Aerial view of Covington's Nursery in Rowlett, Texas, shot from a helicopter.

In addition to whatever it is I am shooting from the side of the aircraft, there is also a gyrostabilized camera underneath, collecting footage as well. I usually have a camera operator, with a lot more practice and finesse at it than I possess, operate the gyro cam for me, to ensure the best results. But I still must oversee the footage, the direction, and the angle that they are shooting, as well as any zooms or pans, to make sure I'm getting the footage I need, the footage I came up here to get.

So, for many years, that was my M.O. on any helicopter shoot: I shot still photos out the side, while another motion picture camera recorded footage for the duration of the flight. Not only can you get much higher than a drone and get a wider variety of shots, I continued to shoot this way for many years even after shooting via drone was a viable option, mostly because I find it so much darn fun.

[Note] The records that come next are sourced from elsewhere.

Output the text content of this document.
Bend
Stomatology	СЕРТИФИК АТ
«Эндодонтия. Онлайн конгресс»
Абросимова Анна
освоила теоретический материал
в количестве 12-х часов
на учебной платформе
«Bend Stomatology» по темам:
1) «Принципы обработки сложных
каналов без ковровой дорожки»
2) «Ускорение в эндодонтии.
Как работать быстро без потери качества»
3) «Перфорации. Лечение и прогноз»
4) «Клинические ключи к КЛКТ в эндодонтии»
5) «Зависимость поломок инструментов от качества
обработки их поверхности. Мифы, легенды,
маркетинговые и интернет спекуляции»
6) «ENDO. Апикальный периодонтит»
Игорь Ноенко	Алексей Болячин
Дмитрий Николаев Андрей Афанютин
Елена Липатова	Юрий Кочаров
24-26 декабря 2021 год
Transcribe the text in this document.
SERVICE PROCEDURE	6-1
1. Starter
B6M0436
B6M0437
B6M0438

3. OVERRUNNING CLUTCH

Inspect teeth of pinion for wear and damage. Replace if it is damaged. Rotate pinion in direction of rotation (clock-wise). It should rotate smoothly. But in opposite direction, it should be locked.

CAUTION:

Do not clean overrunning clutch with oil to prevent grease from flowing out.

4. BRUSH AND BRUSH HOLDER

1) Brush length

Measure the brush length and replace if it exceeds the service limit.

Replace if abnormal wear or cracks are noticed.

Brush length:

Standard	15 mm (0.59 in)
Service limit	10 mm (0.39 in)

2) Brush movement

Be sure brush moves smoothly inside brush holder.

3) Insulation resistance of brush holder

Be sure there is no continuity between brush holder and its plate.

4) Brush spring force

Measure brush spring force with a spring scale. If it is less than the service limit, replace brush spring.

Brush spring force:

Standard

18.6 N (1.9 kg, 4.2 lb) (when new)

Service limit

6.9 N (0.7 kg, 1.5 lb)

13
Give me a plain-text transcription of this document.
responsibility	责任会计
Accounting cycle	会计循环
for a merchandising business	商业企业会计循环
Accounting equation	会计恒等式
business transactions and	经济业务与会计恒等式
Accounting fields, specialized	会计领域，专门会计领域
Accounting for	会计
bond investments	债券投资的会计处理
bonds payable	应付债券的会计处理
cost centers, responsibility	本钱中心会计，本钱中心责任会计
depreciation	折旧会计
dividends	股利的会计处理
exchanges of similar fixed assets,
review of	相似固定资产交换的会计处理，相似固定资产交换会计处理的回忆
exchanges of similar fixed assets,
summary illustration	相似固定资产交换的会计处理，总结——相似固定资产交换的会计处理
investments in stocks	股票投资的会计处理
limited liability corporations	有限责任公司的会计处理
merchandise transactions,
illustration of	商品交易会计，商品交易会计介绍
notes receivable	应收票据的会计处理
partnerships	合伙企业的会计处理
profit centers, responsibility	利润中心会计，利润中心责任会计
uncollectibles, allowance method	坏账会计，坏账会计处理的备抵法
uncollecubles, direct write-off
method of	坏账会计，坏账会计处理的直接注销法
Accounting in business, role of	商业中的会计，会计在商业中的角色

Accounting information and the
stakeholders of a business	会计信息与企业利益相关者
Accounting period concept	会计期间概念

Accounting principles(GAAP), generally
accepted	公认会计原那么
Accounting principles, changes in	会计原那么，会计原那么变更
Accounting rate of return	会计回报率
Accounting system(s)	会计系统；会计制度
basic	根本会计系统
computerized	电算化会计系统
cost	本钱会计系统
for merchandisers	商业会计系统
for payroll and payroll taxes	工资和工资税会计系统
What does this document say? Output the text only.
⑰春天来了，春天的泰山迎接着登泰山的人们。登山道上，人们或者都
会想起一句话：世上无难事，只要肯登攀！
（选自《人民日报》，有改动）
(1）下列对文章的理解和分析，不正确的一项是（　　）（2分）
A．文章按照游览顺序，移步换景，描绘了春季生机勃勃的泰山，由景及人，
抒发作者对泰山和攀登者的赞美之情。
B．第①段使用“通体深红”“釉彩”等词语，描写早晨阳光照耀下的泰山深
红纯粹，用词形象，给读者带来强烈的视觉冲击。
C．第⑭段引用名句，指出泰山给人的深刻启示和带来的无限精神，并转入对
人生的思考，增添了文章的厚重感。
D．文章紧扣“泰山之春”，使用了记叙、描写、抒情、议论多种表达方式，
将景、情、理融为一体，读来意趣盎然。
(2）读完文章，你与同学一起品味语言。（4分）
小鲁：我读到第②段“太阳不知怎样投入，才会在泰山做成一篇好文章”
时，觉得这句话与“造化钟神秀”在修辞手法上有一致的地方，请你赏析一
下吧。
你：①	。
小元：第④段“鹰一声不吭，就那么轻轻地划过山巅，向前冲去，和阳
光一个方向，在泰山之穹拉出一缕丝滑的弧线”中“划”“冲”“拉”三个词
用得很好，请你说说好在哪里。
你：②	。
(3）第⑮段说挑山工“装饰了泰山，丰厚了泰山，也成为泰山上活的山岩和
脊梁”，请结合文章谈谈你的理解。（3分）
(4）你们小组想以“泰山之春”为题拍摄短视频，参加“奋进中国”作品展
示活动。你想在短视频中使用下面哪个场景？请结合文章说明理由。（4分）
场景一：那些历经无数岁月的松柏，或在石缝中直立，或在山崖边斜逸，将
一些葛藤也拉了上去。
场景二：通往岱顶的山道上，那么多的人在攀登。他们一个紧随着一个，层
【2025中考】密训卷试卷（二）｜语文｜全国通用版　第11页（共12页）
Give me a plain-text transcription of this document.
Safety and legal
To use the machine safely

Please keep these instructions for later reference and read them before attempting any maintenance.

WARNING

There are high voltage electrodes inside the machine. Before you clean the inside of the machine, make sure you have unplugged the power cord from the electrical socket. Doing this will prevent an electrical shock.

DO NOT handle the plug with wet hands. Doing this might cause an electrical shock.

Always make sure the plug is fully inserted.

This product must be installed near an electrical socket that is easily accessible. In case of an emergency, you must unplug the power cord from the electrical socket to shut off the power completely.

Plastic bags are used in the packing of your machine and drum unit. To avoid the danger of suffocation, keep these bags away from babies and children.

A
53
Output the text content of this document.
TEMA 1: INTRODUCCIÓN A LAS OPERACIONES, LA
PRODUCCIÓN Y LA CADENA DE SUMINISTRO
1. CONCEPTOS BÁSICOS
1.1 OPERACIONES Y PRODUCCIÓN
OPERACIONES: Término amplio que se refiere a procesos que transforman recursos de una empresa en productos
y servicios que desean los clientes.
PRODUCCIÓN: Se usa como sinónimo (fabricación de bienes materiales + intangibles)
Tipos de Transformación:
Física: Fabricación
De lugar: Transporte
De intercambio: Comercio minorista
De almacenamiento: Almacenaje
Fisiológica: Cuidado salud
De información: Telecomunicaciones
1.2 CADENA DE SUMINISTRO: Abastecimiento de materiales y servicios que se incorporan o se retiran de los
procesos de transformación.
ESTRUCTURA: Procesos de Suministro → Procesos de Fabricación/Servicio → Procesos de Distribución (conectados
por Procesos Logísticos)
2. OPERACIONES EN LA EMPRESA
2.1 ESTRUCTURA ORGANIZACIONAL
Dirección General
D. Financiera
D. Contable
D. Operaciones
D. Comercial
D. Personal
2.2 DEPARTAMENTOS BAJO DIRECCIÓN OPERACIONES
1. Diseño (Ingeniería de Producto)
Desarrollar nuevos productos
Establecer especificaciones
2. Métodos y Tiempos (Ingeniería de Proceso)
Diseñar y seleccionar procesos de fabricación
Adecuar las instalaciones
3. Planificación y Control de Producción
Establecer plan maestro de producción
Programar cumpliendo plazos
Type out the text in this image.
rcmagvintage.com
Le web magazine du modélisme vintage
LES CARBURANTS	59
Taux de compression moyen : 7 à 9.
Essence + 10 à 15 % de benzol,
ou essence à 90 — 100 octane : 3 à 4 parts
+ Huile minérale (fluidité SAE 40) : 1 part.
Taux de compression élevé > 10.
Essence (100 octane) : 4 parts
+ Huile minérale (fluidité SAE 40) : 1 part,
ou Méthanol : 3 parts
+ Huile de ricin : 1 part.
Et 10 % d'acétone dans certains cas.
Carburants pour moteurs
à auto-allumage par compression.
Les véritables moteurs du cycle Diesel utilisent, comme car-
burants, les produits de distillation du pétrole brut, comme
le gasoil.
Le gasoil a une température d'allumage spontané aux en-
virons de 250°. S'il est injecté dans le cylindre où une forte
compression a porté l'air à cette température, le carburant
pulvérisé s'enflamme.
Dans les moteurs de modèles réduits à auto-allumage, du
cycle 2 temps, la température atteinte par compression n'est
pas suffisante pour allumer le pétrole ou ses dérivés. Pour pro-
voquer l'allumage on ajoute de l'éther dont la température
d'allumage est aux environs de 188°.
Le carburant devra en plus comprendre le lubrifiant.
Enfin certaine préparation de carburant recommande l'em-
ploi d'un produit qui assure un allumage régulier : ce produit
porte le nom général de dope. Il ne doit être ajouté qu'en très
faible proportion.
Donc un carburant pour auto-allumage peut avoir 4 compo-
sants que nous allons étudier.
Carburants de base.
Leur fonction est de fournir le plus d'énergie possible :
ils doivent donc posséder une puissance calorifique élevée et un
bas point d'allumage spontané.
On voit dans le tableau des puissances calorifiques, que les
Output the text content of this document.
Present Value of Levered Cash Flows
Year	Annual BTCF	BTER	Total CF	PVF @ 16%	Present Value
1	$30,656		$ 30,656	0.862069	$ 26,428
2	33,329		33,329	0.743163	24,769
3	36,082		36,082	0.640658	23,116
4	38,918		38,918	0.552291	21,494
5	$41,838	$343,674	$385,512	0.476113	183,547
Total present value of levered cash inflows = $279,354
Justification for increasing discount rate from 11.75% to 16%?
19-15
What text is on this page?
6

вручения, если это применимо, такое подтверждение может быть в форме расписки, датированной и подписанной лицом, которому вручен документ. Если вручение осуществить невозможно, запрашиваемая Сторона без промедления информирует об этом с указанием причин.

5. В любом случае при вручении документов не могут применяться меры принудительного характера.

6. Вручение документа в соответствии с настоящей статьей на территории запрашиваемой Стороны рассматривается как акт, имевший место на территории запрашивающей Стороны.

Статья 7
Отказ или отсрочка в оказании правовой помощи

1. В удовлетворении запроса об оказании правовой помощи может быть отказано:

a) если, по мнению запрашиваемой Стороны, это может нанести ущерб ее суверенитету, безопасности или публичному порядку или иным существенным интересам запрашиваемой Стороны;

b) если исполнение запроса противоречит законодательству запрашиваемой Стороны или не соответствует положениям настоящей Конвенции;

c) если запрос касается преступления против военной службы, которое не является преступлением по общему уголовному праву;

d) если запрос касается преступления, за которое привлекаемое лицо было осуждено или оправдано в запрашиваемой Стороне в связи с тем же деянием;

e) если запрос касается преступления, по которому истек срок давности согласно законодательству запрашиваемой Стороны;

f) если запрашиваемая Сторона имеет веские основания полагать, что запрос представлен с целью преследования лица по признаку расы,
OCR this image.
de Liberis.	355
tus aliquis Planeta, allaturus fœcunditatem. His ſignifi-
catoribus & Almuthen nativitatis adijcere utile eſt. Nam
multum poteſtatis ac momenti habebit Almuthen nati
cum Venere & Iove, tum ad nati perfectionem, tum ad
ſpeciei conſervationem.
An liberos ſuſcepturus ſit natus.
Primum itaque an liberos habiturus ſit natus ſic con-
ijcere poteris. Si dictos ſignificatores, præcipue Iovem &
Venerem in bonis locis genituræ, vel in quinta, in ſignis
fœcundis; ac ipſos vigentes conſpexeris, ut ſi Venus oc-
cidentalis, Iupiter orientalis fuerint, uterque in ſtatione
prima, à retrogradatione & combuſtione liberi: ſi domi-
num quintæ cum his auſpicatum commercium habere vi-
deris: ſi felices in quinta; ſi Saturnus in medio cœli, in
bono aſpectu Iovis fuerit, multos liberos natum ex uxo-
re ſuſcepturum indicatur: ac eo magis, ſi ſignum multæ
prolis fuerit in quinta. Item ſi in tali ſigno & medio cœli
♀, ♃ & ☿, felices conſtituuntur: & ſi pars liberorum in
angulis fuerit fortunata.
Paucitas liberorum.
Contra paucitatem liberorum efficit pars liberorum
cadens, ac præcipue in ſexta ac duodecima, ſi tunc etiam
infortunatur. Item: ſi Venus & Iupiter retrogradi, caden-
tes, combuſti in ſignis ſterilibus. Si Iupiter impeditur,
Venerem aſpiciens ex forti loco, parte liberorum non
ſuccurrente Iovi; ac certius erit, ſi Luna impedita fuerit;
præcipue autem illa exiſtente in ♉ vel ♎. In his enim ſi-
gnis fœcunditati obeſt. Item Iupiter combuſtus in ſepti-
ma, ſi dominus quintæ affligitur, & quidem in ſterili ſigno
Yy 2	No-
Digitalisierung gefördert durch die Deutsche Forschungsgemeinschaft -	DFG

Or rather, I did think it was fun, until one fateful day when the very helicopter I always flew in, the same one that you see me posing on in the photo above, crashed into a field, killing the pilot and all passengers inside. This happened on the same street as OUR NURSERY, less than 2 minutes away from the airspace that I have been flying and shooting in for all these years. I saw the smoke from Covington's way before I learned where that smoke was from, later, on the nightly news.

I realize that the chances of this happening again, statistically, are exceedingly rare. Still, this tragedy was just a little too close to home for me. Almost every detail of every factor involved was the exact same as a photoshoot flight I might have been on.

So as you may or may not be able to understand, I have been reluctant to go up again after that, at least not in Rowlett.

However, helicopters have never personally done me wrong, and I happen to love flying in them, so they get a Sober Fun rating of 7. It would be higher if I knew how to pilot the craft myself. Sadly, I do not, but one thing I have always especially enjoyed about helicopters is that the mechanism that keeps them in the air is very visible, and makes total sense to me. I like that.

I know how airplanes work too, in theory, but if I'm being totally honest, and at risk of sounding like an idiot, I still don't quite understand why more don't fall out of the sky. There. I said it. They just look so visually heavy to me, that my brain always tells me such a phenomenon isn't meant to be, that air travel in huge, double-decker, airplanes wasn't meant to exist. When I'm riding on one and we encounter intense turbulence, it's like I'm always waiting for the other shoe to drop. Or in this case, the plane.

Followed by the voice of some jolly but MISCHIEVOUS GOD saying, "Silly humans! Surely you know you were never meant to fly, how ridiculous of you! What a laugh you've given me all these years!"